Process intensification where syngas conversion in multiple reaction zones and product separation are combined in one unit can lead to smaller overall plants with lower capital and running costs. Consequently, we have developed an equation-oriented framework for optimal synthesis of integrated reactive distillation (RD) systems for FT processes in GAMS in which the phase equilibrium is given by a cubic equation of state, the reaction rate expressions are expressed in terms of fugacities, and the product selectivity of catalysts are based on the Anderson–Schulz–Flory distribution and experimental data. Comparing the RD for FT synthesis against conventional slurry reactors, provided results show that RD has a potential edge in industrial processes.
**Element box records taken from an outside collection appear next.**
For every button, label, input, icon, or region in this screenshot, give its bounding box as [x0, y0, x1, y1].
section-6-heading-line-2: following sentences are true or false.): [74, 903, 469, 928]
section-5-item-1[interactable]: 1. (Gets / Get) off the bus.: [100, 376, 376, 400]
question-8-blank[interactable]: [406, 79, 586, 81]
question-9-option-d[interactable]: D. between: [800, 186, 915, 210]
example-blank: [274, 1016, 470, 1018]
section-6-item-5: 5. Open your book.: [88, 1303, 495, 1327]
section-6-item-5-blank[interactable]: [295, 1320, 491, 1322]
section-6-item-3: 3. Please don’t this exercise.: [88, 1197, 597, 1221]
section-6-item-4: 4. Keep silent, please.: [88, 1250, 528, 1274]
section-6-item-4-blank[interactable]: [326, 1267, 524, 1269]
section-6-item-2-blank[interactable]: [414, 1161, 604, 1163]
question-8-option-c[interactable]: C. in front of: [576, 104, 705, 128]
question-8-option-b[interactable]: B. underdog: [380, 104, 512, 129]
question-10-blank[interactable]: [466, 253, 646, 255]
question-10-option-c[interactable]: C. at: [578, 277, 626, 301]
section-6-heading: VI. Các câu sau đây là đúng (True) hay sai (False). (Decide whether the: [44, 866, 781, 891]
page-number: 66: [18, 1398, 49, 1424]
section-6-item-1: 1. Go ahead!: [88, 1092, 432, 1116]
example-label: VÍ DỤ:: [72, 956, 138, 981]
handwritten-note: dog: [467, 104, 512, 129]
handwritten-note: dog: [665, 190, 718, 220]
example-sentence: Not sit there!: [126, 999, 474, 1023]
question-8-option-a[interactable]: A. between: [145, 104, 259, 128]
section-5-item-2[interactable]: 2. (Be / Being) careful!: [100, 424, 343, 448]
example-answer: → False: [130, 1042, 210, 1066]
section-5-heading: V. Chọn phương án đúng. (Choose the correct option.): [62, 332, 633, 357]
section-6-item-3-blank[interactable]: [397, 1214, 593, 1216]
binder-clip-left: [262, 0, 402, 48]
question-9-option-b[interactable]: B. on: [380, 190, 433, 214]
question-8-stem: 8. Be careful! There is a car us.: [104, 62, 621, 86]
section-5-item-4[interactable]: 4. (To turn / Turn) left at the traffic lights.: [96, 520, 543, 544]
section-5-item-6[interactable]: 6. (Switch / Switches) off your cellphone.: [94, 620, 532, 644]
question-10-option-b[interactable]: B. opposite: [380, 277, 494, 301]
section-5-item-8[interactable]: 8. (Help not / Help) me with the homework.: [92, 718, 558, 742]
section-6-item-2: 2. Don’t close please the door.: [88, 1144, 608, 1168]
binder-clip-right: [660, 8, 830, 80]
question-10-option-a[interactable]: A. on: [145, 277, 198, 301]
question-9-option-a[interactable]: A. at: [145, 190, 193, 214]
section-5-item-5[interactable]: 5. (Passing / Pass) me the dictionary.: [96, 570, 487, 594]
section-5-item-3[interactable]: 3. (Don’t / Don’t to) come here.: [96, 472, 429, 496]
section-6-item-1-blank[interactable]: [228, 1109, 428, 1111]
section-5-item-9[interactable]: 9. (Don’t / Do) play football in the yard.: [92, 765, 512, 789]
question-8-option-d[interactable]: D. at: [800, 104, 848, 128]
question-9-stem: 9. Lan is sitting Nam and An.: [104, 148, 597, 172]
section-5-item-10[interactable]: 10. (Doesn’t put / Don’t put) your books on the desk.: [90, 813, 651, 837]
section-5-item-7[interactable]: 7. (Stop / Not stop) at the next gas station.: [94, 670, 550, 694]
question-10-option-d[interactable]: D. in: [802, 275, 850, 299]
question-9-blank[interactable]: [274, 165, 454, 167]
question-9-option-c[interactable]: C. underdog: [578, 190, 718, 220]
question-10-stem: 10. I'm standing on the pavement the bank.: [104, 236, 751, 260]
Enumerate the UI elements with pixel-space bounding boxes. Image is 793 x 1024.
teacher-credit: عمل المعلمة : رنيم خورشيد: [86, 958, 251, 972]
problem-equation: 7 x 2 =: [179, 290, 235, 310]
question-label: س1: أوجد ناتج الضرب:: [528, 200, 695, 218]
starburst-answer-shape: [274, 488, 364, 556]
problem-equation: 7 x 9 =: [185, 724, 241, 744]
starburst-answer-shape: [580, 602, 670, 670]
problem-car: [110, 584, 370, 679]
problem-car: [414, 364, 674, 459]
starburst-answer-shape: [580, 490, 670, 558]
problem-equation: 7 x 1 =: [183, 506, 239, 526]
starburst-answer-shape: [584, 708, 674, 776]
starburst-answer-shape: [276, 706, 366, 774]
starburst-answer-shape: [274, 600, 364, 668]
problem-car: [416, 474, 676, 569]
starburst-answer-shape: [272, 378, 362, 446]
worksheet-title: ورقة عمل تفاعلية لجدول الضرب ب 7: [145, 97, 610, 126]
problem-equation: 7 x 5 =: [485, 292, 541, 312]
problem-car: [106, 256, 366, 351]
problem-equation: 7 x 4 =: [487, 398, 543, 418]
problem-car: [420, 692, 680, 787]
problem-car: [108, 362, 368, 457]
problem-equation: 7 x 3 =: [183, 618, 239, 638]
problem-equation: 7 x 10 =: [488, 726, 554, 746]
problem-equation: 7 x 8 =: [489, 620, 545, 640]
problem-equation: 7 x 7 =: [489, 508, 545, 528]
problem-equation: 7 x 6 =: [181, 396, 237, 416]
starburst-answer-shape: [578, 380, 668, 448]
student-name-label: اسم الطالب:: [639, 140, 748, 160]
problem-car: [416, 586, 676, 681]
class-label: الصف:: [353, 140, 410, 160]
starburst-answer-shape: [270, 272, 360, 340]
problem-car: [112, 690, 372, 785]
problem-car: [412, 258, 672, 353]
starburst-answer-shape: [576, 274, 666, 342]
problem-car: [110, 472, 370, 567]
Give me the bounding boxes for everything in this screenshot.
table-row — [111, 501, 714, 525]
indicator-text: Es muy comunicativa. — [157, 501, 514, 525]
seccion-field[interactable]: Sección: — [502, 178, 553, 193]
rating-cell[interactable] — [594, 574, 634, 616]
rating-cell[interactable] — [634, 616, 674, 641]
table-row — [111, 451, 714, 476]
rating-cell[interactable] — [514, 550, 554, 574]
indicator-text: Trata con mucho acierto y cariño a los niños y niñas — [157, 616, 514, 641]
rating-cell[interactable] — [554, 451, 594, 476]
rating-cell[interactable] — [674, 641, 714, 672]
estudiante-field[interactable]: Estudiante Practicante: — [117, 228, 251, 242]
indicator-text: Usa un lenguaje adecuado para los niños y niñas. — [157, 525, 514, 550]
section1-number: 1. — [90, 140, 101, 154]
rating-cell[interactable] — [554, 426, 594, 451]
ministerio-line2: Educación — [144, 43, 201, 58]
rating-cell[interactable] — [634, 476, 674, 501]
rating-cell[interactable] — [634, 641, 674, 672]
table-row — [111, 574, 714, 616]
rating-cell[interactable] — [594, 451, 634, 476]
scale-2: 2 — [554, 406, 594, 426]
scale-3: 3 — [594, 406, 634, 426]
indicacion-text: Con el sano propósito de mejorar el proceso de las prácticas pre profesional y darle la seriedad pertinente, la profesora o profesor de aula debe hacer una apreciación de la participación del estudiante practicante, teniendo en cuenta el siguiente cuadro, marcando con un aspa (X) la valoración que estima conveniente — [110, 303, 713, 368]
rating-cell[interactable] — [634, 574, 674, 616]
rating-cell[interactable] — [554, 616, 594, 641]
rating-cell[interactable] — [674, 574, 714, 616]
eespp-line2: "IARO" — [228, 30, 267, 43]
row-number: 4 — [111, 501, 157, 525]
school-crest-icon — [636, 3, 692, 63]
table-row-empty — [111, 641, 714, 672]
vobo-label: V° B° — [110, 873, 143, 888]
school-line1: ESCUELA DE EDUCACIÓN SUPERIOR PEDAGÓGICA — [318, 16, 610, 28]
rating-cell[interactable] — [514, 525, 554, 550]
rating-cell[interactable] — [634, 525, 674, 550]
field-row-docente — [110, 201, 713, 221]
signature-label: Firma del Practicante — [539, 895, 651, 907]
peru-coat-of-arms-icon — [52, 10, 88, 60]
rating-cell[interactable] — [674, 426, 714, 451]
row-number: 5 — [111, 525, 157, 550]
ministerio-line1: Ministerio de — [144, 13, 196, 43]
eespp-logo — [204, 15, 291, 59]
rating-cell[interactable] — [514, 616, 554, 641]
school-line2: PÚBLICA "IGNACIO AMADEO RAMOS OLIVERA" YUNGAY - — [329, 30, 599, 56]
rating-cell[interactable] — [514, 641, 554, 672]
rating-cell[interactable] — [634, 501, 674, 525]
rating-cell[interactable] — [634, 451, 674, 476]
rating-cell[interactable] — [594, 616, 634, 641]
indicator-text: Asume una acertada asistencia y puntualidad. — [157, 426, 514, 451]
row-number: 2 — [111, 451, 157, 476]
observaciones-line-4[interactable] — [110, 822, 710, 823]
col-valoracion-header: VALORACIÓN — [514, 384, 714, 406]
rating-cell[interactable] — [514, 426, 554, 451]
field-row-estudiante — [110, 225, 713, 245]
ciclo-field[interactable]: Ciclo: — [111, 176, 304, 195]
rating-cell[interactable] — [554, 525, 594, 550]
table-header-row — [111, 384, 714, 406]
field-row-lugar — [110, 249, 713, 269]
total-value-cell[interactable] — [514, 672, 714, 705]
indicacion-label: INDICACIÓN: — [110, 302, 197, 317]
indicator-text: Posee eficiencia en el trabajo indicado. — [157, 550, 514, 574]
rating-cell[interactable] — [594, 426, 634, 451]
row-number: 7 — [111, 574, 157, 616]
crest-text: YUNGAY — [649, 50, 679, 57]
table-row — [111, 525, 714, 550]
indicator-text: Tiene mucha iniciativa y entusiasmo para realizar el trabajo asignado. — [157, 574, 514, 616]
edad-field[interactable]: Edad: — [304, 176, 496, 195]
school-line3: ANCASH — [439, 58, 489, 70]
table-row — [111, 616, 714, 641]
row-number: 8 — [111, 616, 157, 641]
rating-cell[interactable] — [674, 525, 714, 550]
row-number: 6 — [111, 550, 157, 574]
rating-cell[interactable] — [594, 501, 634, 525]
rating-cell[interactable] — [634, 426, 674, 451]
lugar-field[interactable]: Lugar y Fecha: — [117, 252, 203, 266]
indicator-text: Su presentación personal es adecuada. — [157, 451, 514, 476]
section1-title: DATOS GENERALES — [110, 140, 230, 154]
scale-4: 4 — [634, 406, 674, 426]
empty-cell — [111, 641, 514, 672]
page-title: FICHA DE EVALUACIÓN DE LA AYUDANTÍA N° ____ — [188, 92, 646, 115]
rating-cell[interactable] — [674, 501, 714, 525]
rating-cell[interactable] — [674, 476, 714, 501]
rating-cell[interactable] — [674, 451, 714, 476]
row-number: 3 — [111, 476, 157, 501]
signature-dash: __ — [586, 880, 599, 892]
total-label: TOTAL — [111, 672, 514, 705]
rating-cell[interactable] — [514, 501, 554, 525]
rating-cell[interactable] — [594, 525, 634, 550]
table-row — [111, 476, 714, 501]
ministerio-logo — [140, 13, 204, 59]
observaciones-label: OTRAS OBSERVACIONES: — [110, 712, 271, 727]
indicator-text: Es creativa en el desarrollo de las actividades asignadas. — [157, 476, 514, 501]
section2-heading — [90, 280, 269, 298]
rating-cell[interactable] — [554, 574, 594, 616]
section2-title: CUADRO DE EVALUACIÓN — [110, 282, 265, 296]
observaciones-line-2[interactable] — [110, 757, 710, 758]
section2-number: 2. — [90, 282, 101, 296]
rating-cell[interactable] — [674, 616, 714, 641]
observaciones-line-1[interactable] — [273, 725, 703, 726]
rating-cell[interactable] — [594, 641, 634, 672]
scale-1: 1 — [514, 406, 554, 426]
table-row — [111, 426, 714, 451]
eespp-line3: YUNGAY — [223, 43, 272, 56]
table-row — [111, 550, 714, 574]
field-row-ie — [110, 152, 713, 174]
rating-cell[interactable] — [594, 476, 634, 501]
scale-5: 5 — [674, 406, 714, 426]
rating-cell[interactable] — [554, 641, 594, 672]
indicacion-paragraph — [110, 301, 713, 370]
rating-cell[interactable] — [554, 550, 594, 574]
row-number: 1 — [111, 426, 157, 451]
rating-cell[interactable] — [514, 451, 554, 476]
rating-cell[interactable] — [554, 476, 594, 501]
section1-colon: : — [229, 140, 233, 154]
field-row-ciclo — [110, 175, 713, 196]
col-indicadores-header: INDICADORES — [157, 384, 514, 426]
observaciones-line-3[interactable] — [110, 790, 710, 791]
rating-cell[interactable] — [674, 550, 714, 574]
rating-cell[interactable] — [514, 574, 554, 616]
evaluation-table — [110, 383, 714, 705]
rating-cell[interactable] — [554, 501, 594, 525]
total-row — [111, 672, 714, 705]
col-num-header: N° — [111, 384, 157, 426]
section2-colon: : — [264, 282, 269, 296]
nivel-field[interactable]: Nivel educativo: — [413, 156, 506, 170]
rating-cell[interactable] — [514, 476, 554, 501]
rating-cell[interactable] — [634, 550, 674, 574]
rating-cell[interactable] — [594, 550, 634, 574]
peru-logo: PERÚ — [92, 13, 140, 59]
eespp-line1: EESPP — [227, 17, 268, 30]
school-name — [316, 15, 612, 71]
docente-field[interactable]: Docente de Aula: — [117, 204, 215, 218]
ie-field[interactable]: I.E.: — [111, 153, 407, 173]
To explore the potential of producing a predominantly wax product on a low-temperature FT process, we are expanding the FT-RD optimization model to optimize tray numbers, feed tray location and catalyst loading on trays. We are also implementing the FT-RD optimization model within the PyOMO optimization framework. To produce a high gasoline fraction, light olefins, and some oxygenates (mainly alcohols) on a high-temperature FT process, we are developing a more detailed kinetic model to account for the various products.